In a similar vein, artist Stef Veldhuis’s text “Monstrare Monere” (2022) speaks to the need of sea monsters. In earlier centuries, ocean maps used to feature drawings of sea monsters in dangerous areas, serving as warnings to the seafarers. As geography and technology advanced and filled in the scientific details of the danger zones, sea monsters disappeared from the maps. “The loss of sea monsters created an ocean that could be tamed and dominated” (Veldhuis 2022). The sea monsters had marked powerful barriers to be respected. Their loss gave way to a sense of dominion: a sense that any danger could be overcome, boundaries could be ignored and the territories of other beings could be invaded. As Veldhuis argues, “we are in dire need of new monsters that can inspire humility towards the more-than-human forces that surround us.” While illustrations of sea monsters on Google Maps won’t do the job nowadays, we need to remember that we are vulnerable to others and that there are forces greater than us.

What is at stake here is the way we relate to nature and the more-than-human world. It really is a question of contact, encounter and of distance. How do we make contact with non-humans? What attitudes inform the encounter? How much distance is kept, should be kept, and how is distance dealt with? Remaud (2022, 120) asks: “How does one determine, in societies, the distance that should be established between human and non-human beings?” On the one hand, awe and humility bring us closer to non-human beings by placing us back inside ecosystems, among other species rather than above and beyond them. On the other hand, a humble attitude teaches us to keep a distance that gives space to the Other’s being, which we can never fully grasp and seize.

If we accept the unknown and the unknowability of nature, we accept that we cannot control it. We are then in the position of those who keep learning and will never have learnt everything, who will continue to be surprised by a sphere that they are part of but will never grasp entirely, will never fully control. We give up the position of the master that dominates and, instead, find ourselves enmeshed in nature, dependent on it. As Remaud (2022, 153) suggests: “we can know, like Socrates and Montaigne, that we do not know much and continue our work of interpretation in a condition of ignorance. This humility would imply that we would no longer be interested only in human roles. It would allow us to […] become familiar with other living beings and, perhaps, to dispel the illusions of any species egoism.” Our scientific endeavours to know nature would be informed by the underlying acknowledgement that “we are part of that nature that we seek to understand” (Barad 2007, 26, Bodemleven). And the unknown would not inspire the need to control, but curiosity, wonder and appreciation.

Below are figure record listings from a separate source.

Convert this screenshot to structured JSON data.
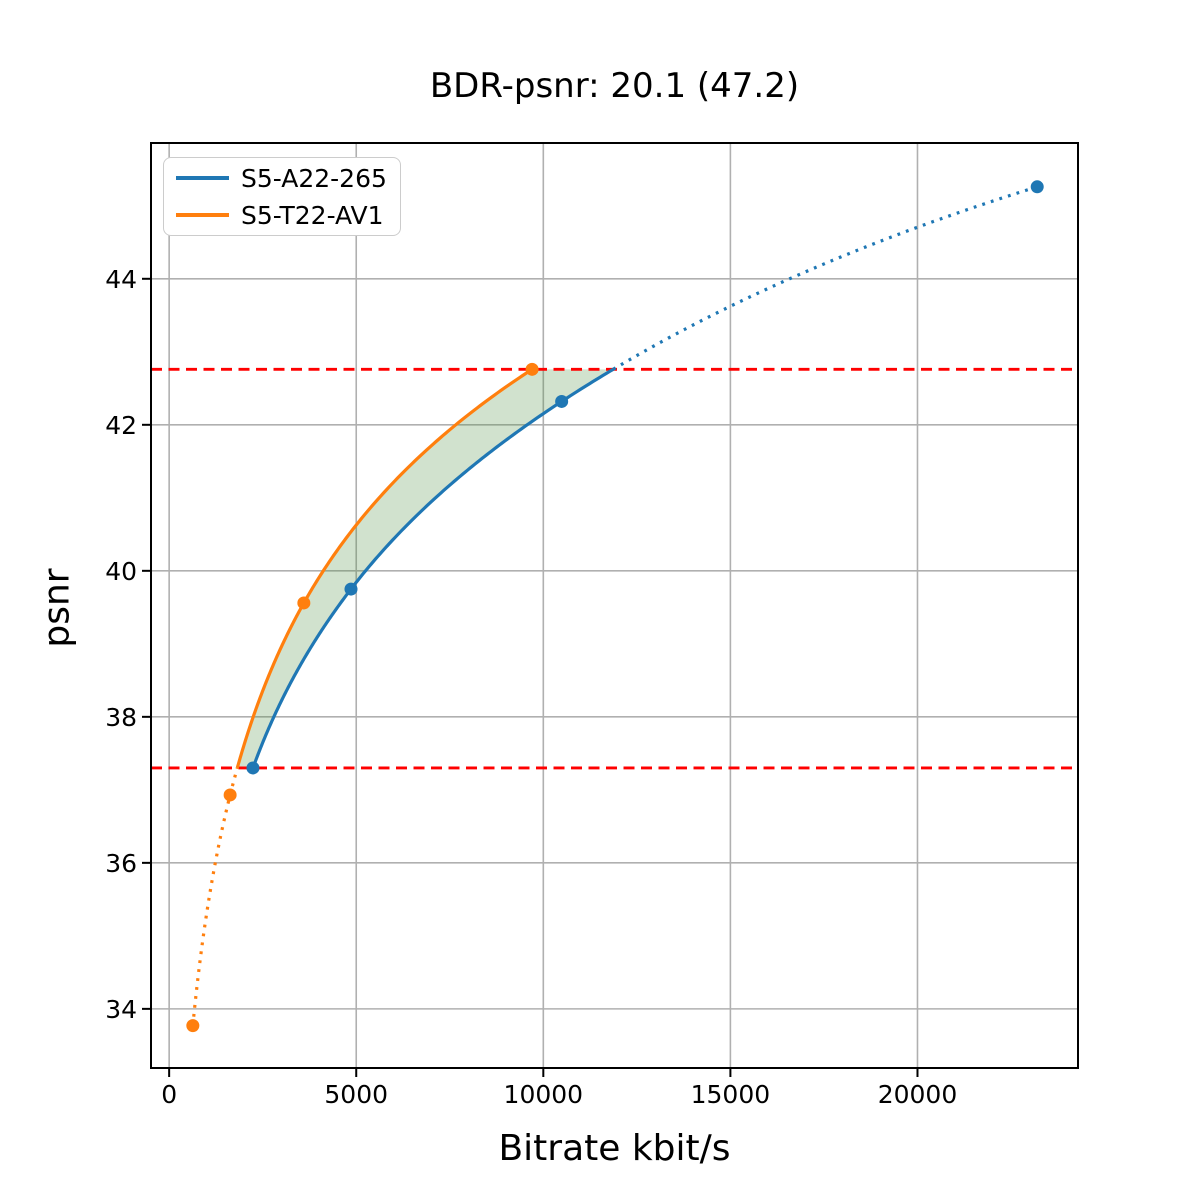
{
  "chart_data": {
    "type": "line",
    "title": "BDR-psnr: 20.1 (47.2)",
    "xlabel": "Bitrate kbit/s",
    "ylabel": "psnr",
    "xlim": [
      -485,
      24290
    ],
    "ylim": [
      33.19,
      45.86
    ],
    "xtick_values": [
      0,
      5000,
      10000,
      15000,
      20000
    ],
    "xtick_labels": [
      "0",
      "5000",
      "10000",
      "15000",
      "20000"
    ],
    "ytick_values": [
      34,
      36,
      38,
      40,
      42,
      44
    ],
    "ytick_labels": [
      "34",
      "36",
      "38",
      "40",
      "42",
      "44"
    ],
    "grid": true,
    "grid_color": "#b0b0b0",
    "legend_position": "upper left",
    "series": [
      {
        "name": "S5-A22-265",
        "color": "#1f77b4",
        "points": [
          [
            2240,
            37.3
          ],
          [
            4860,
            39.75
          ],
          [
            10490,
            42.32
          ],
          [
            23200,
            45.26
          ]
        ],
        "dotted_region": "above_overlap"
      },
      {
        "name": "S5-T22-AV1",
        "color": "#ff7f0e",
        "points": [
          [
            633,
            33.77
          ],
          [
            1630,
            36.93
          ],
          [
            3600,
            39.56
          ],
          [
            9700,
            42.76
          ]
        ],
        "dotted_region": "below_overlap"
      }
    ],
    "hlines": [
      {
        "y": 37.3,
        "color": "#ff0000",
        "style": "dashed"
      },
      {
        "y": 42.76,
        "color": "#ff0000",
        "style": "dashed"
      }
    ],
    "overlap_region": {
      "psnr_low": 37.3,
      "psnr_high": 42.76,
      "fill_color": "rgba(70,140,60,0.25)"
    },
    "interpolation": "monotone cubic in log10(bitrate)"
  }
}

Relating to nature in such a way, we can know it on a different level: less through science and more through direct and embodied experience. It is then an open encounter and a letting-be rather than a knowing-to-control. When embraced, we find humility from which we acknowledge interspecies dependence and appreciate the other in its own right. It opens us up to encounters that are about connection rather than control and where humans are not masters but an integrated part of this more-than-human world.

 

[1] In a way, humility is when fear becomes respect.